Review: HP Pavilion TouchSmart 10

Review: HP Pavilion TouchSmart 10

May 11, 2014 0 By Swapneel Bandiwadekar



Netbooks are not new to us and certainly not to HP. HP had its own portfolio of netbooks under the HP Mini brand name. Netbooks are good if you’re traveling frequently and really don’t want to carry the burden of a full fledged laptop and yet have your most essential requirements fulfilled. How about also getting a taste of tablet like functionality with touchscreen enabled one? With introduction of Windows 8, that seemed true and better as Windows 7 wasn’t really made for both netbooks and especially touchscreens. Suddenly there was an increase in the touchscreen enabled laptops and Windows running tablets. HP on other hand thought it would be a good idea to create a fusion of the netbooks and tablets. Now whether that goes down well with consumers at $320 (~Rs.30,000) is altogether a different question. That’s why we put ourselves in your shoes tried to find it out for you. And we’ll be referring it as TS10 in the most part of the review, so don’t get confused.


Just like we said earlier, HP TouchSmart 10 is the mix of a netbook and a tablet. It gets its design traits from the old Mini series. Design has obviously been refined with the time. This time around, although the netbook is slim, surprisingly it has earned some weight compared to the Mini series netbook. For example, HP Mini 210 weighs around 1.22 Kg while this TS10 is close to 1.5 Kg. Yet, you can carry it around just as efficiently. It’s 22 mm thick.
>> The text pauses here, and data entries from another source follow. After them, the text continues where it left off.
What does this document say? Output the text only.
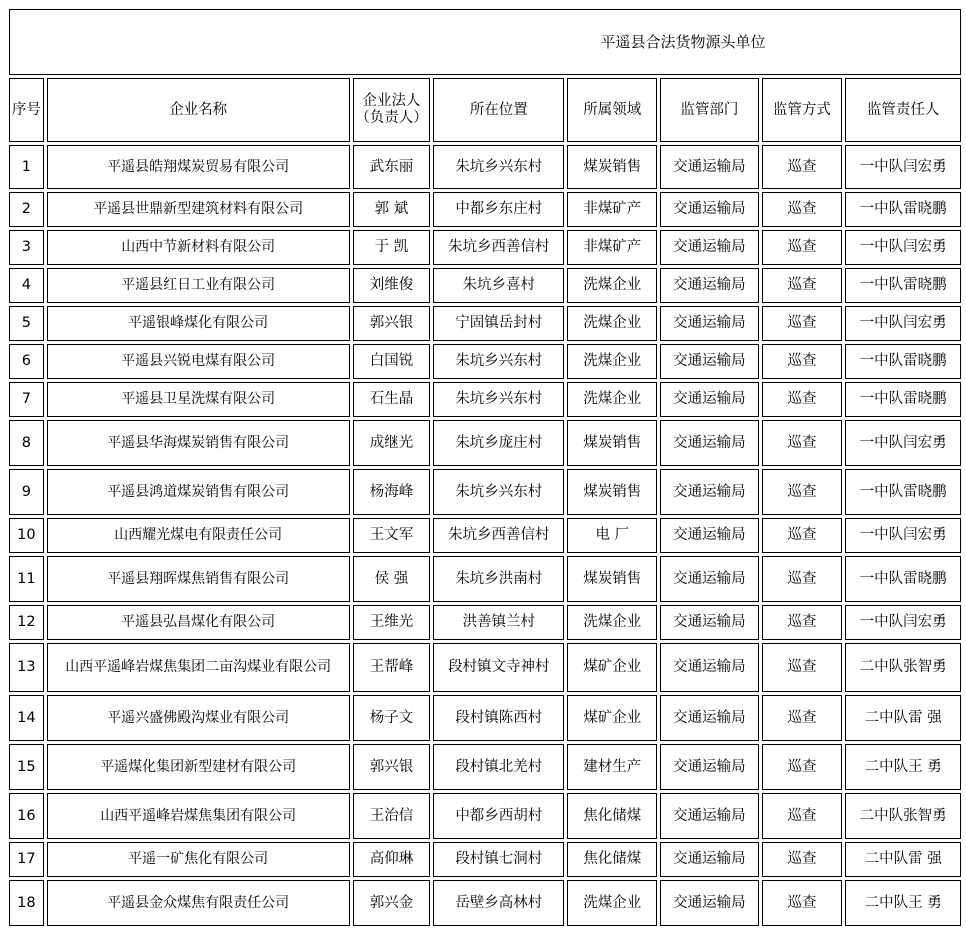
平遥县合法货物源头单位							
序号	企业名称	企业法人（负责人）	所在位置	所属领域	监管部门	监管方式	监管责任人
1	平遥县皓翔煤炭贸易有限公司	武东丽	朱坑乡兴东村	煤炭销售	交通运输局	巡查	一中队闫宏勇
2	平遥县世鼎新型建筑材料有限公司	郭 斌	中都乡东庄村	非煤矿产	交通运输局	巡查	一中队雷晓鹏
3	山西中节新材料有限公司	于 凯	朱坑乡西善信村	非煤矿产	交通运输局	巡查	一中队闫宏勇
4	平遥县红日工业有限公司	刘维俊	朱坑乡喜村	洗煤企业	交通运输局	巡查	一中队雷晓鹏
5	平遥银峰煤化有限公司	郭兴银	宁固镇岳封村	洗煤企业	交通运输局	巡查	一中队闫宏勇
6	平遥县兴锐电煤有限公司	白国锐	朱坑乡兴东村	洗煤企业	交通运输局	巡查	一中队雷晓鹏
7	平遥县卫星洗煤有限公司	石生晶	朱坑乡兴东村	洗煤企业	交通运输局	巡查	一中队雷晓鹏
8	平遥县华海煤炭销售有限公司	成继光	朱坑乡庞庄村	煤炭销售	交通运输局	巡查	一中队闫宏勇
9	平遥县鸿道煤炭销售有限公司	杨海峰	朱坑乡兴东村	煤炭销售	交通运输局	巡查	一中队雷晓鹏
10	山西耀光煤电有限责任公司	王文军	朱坑乡西善信村	电 厂	交通运输局	巡查	一中队闫宏勇
11	平遥县翔晖煤焦销售有限公司	侯 强	朱坑乡洪南村	煤炭销售	交通运输局	巡查	一中队雷晓鹏
12	平遥县弘昌煤化有限公司	王维光	洪善镇兰村	洗煤企业	交通运输局	巡查	一中队闫宏勇
13	山西平遥峰岩煤焦集团二亩沟煤业有限公司	王帮峰	段村镇文寺神村	煤矿企业	交通运输局	巡查	二中队张智勇
14	平遥兴盛佛殿沟煤业有限公司	杨子文	段村镇陈西村	煤矿企业	交通运输局	巡查	二中队雷 强
15	平遥煤化集团新型建材有限公司	郭兴银	段村镇北羌村	建材生产	交通运输局	巡查	二中队王 勇
16	山西平遥峰岩煤焦集团有限公司	王治信	中都乡西胡村	焦化储煤	交通运输局	巡查	二中队张智勇
17	平遥一矿焦化有限公司	高仰琳	段村镇七洞村	焦化储煤	交通运输局	巡查	二中队雷 强
18	平遥县金众煤焦有限责任公司	郭兴金	岳壁乡高林村	洗煤企业	交通运输局	巡查	二中队王 勇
HP TS10 has a 10.1 Brightview, touchscreen, LED backlit display with HD+ resolution (1366×768) which brings pixel density close to 155 ppi. To the most us, this would sound just too less as we all live in the world where displays churn out more pixels than our eyes can notice actually. With the operating system of different kind, experience is totally different as well. It’s got 79 keys, island-style keyboard which is 93% of usual ones of same style.
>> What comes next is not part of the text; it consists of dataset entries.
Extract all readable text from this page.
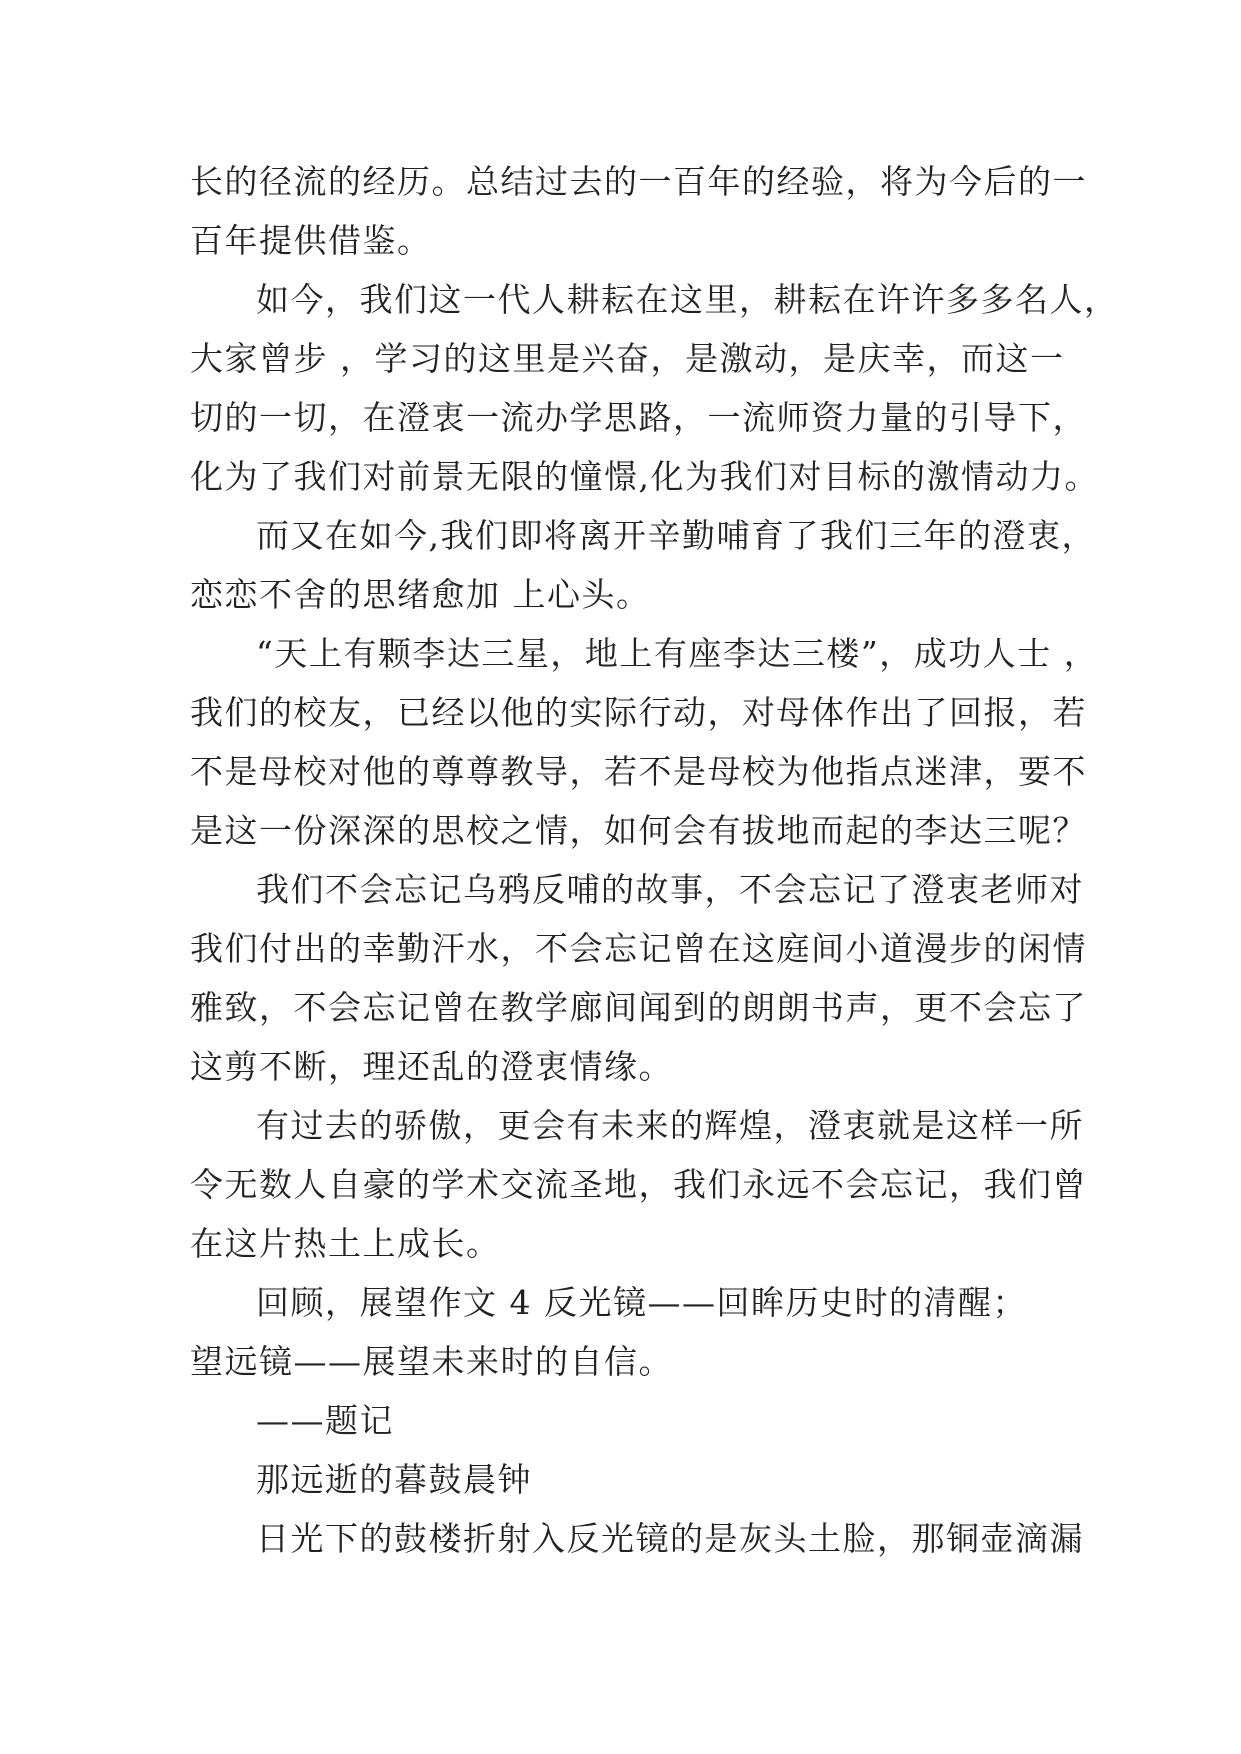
长的径流的经历。总结过去的一百年的经验，将为今后的一
百年提供借鉴。
如今，我们这一代人耕耘在这里，耕耘在许许多多名人，
大家曾步 ，学习的这里是兴奋，是激动，是庆幸，而这一
切的一切，在澄衷一流办学思路，一流师资力量的引导下，
化为了我们对前景无限的憧憬,化为我们对目标的激情动力。
而又在如今,我们即将离开辛勤哺育了我们三年的澄衷，
恋恋不舍的思绪愈加 上心头。
“天上有颗李达三星，地上有座李达三楼”，成功人士 ，
我们的校友，已经以他的实际行动，对母体作出了回报，若
不是母校对他的尊尊教导，若不是母校为他指点迷津，要不
是这一份深深的思校之情，如何会有拔地而起的李达三呢？
我们不会忘记乌鸦反哺的故事，不会忘记了澄衷老师对
我们付出的幸勤汗水，不会忘记曾在这庭间小道漫步的闲情
雅致，不会忘记曾在教学廊间闻到的朗朗书声，更不会忘了
这剪不断，理还乱的澄衷情缘。
有过去的骄傲，更会有未来的辉煌，澄衷就是这样一所
令无数人自豪的学术交流圣地，我们永远不会忘记，我们曾
在这片热土上成长。
回顾，展望作文 4 反光镜——回眸历史时的清醒；
望远镜——展望未来时的自信。
——题记
那远逝的暮鼓晨钟
日光下的鼓楼折射入反光镜的是灰头土脸，那铜壶滴漏
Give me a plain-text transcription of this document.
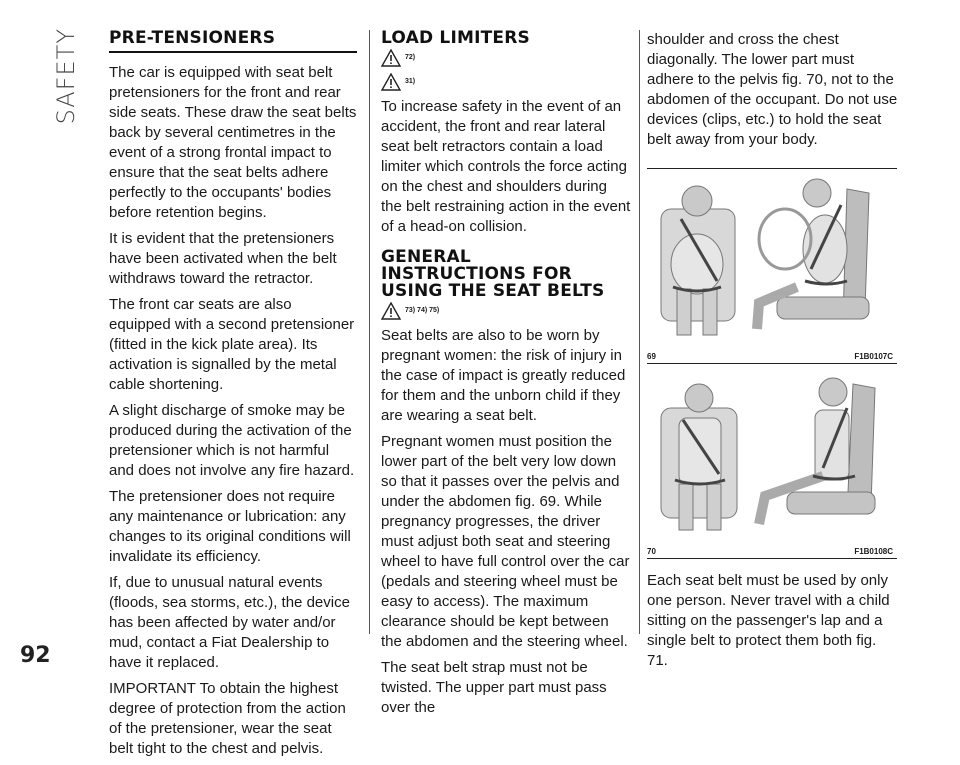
SAFETY
92
PRE-TENSIONERS

The car is equipped with seat belt pretensioners for the front and rear side seats. These draw the seat belts back by several centimetres in the event of a strong frontal impact to ensure that the seat belts adhere perfectly to the occupants' bodies before retention begins.

It is evident that the pretensioners have been activated when the belt withdraws toward the retractor.

The front car seats are also equipped with a second pretensioner (fitted in the kick plate area). Its activation is signalled by the metal cable shortening.

A slight discharge of smoke may be produced during the activation of the pretensioner which is not harmful and does not involve any fire hazard.

The pretensioner does not require any maintenance or lubrication: any changes to its original conditions will invalidate its efficiency.

If, due to unusual natural events (floods, sea storms, etc.), the device has been affected by water and/or mud, contact a Fiat Dealership to have it replaced.

IMPORTANT To obtain the highest degree of protection from the action of the pretensioner, wear the seat belt tight to the chest and pelvis.

LOAD LIMITERS
72)
31)

To increase safety in the event of an accident, the front and rear lateral seat belt retractors contain a load limiter which controls the force acting on the chest and shoulders during the belt restraining action in the event of a head-on collision.

GENERAL
INSTRUCTIONS FOR
USING THE SEAT BELTS
73) 74) 75)

Seat belts are also to be worn by pregnant women: the risk of injury in the case of impact is greatly reduced for them and the unborn child if they are wearing a seat belt.

Pregnant women must position the lower part of the belt very low down so that it passes over the pelvis and under the abdomen fig. 69. While pregnancy progresses, the driver must adjust both seat and steering wheel to have full control over the car (pedals and steering wheel must be easy to access). The maximum clearance should be kept between the abdomen and the steering wheel.

The seat belt strap must not be twisted. The upper part must pass over the

shoulder and cross the chest diagonally. The lower part must adhere to the pelvis fig. 70, not to the abdomen of the occupant. Do not use devices (clips, etc.) to hold the seat belt away from your body.

69	F1B0107C
70	F1B0108C

Each seat belt must be used by only one person. Never travel with a child sitting on the passenger's lap and a single belt to protect them both fig. 71.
On the left side of the TS10 there are heat vents, a HDMI port, a USB 3.0 port and a card reader. HP hasn’t color coded (blue) the USB 3.0 port but instead put a label next to it. Color coding really makes it easy to identify ports, at least HP should have known this. Then, on the right side we have a combo audio 3.5mm jack, couple of USB 2.0 ports, an RJ45 port and charging port.



The battery fills the void between the display hinges. Speakers are on the bottom of the TS10 but since the bottom is slighlty curved towards the front, they don’t get suppressed very much.



The hardware used for TouchSmart 10 is just what any netbook would have. It is built around AMD’s A4 dual core CPU at 1 GHz and 2GB of RAM with AMD Radeon HD 8180 taking care of graphics. It’s got 500GB of HDD as well. In some markets it’s sold with 320GB one and 500GB is an optional upgrade. TS10 features a 3 cell 2422 mAh battery, which accroding to HP, should provide five hours of usage before giving up.


It’d be wrong on our part to expect unrealistic performance from any netbook irrespective of the brands. Netbooks aren’t made for the performance, rather they are get-your-work-done style devices. And the hardware isn’t definitely the spectacular in the case of TouchSmart 10. With A4 dual core CPU, it’s already looking poor. During our review period, it felt very much underpowered. If you are a workholic who keeps 5-10 tabs open in the browser while you work on your presentations and listening to the music, hiccups will surely be your company. Both the poor hardware and the not-so-optimized Windows 8.1 are to be blamed. Although there is a dedicated GPU to offload graphic intensive stuff from the CPU, it doesn’t seem to help very much. Plus, it has to take care of HD+ resolution (so more pixels) and touchscreen information. At least, at this price point HP should have considered using better hardware which would have efficiently run the Win 8.1.


PCMark8 Home Conventional

TS10_Benchmark_81U1_HAPCMark8 Home Accelerated

The benchamrking softwares too were not appreciative of its performance. They put the TS10 in the low performance category. So if you’re considering using it for anything more than casual works, then be warned.